REPUBLIKA.CO.ID, JAKARTA -- Lonjakan kasus Covid-19 dalam sepekan terakhir cenderung lebih tinggi dibandingkan tahun 2020 lalu. Bahkan pada 20 Juni 2021 sempat memecahkan rekor tertinggi angka penularan virus corona sepanjang pandemi, yakni sebesar 5.582 kasus baru.
Namun, peningkatan kasus kali ini tidak membuat Pemerintah Provinsi (Pemprov) DKI Jakarta segera menarik rem darurat atau menerapkan kembali Pembatasan Sosial Berskala Besar (PSBB) secara ketat.
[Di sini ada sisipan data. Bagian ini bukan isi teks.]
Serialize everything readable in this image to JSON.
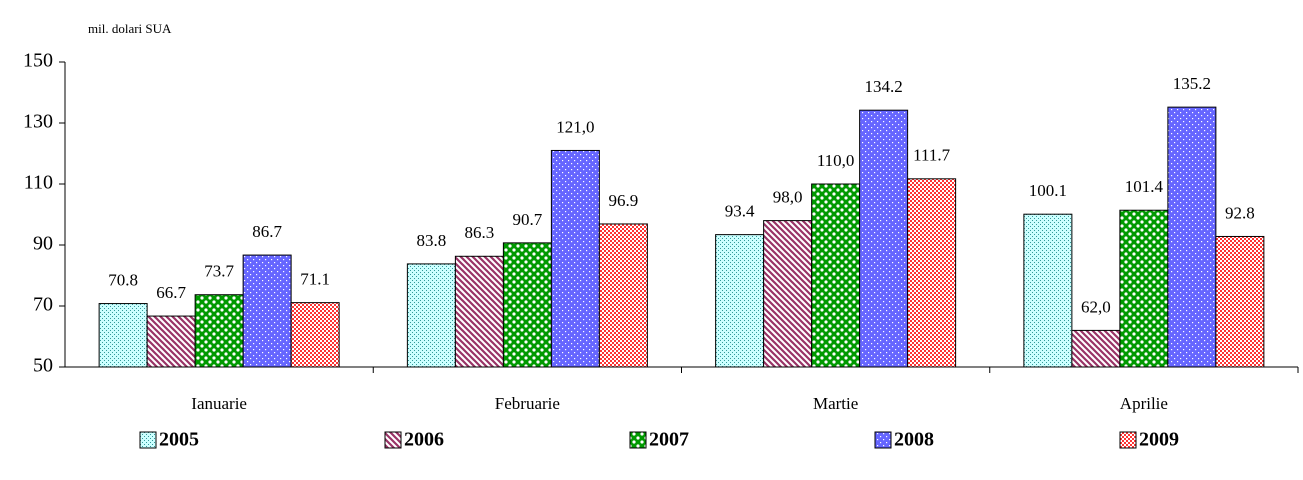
{
  "chart_data": {
    "type": "bar",
    "y_label": "mil. dolari SUA",
    "categories": [
      "Ianuarie",
      "Februarie",
      "Martie",
      "Aprilie"
    ],
    "series": [
      {
        "name": "2005",
        "color": "#ccffff",
        "values": [
          70.8,
          83.8,
          93.4,
          100.1
        ],
        "value_labels": [
          "70.8",
          "83.8",
          "93.4",
          "100.1"
        ]
      },
      {
        "name": "2006",
        "color": "#993366",
        "values": [
          66.7,
          86.3,
          98.0,
          62.0
        ],
        "value_labels": [
          "66.7",
          "86.3",
          "98,0",
          "62,0"
        ]
      },
      {
        "name": "2007",
        "color": "#009900",
        "values": [
          73.7,
          90.7,
          110.0,
          101.4
        ],
        "value_labels": [
          "73.7",
          "90.7",
          "110,0",
          "101.4"
        ]
      },
      {
        "name": "2008",
        "color": "#6666ff",
        "values": [
          86.7,
          121.0,
          134.2,
          135.2
        ],
        "value_labels": [
          "86.7",
          "121,0",
          "134.2",
          "135.2"
        ]
      },
      {
        "name": "2009",
        "color": "#ff3333",
        "values": [
          71.1,
          96.9,
          111.7,
          92.8
        ],
        "value_labels": [
          "71.1",
          "96.9",
          "111.7",
          "92.8"
        ]
      }
    ],
    "ylim": [
      50,
      150
    ],
    "yticks": [
      50,
      70,
      90,
      110,
      130,
      150
    ],
    "grid": false,
    "legend": "bottom"
  }
}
Wakil Gubernur DKI Jakarta Ahmad Riza Patria menjelaskan, ada perbedaan kewenangan dalam mengambil keputusan antara saat ini dan 2020 silam.
"Dulu kewenangannya ada di (pemerintah) daerah, sekarang kewenangan ada di pusat. Sekarang sudah ada aturan," kata Ariza di Balai Kota Jakarta, Senin (21/6) malam.
Ariza mengatakan, perubahan kewenangan itu terjadi setelah ada kebijakan penerapan PPKM yang diatur oleh pemerintah pusat. Dengan tujuan untuk koordinasi, sinkronisasi, dan harmonisasi dalam kerja sama penanganan pandemi Covid-19 di seluruh daerah, terutama Jawa-Bali.
"Sejak adanya PPKM semuanya dikooordinasikan lewat pemerintah pusat, dan itu sangat baik. Sehingga antara daerah bisa saling menolong, bisa membantu, bisa bersinergi dengan baik," tutur dia.
"Jadi sekali lagi, PPKM Mikro ini adalah kebijakan yang baik, ada koordinasi yang baik antara pemerintah daerah," tambahnya.
Ariza mengatakan, Pemprov DKI pun akan mengikuti keputusan pemerintah pusat dalam menerapkan pengetatan PPKM Mikro usai terjadi lonjakan kasus Covid-19. Ariza menyebut, sejumlah poin yang nantinya akan dituangkan dalam bentuk Peraturan Gubernur (Pergub) tidak berbeda jauh dengan aturan pengetatan yang telah disampaikan oleh Menteri Koordinator Bidang Perekonomian Airlangga Hartarto.
"DKI Jakarta akan mengikuti apa yang menjadi kebijakan dan keputusan yang sudah diambil oleh pemerintah pusat. Apa yang sudah disampaikan oleh Pak Menko, Pak Airlangga itu nanti kurang lebih yang akan kita tuangkan dalam Pergub," ujarnya.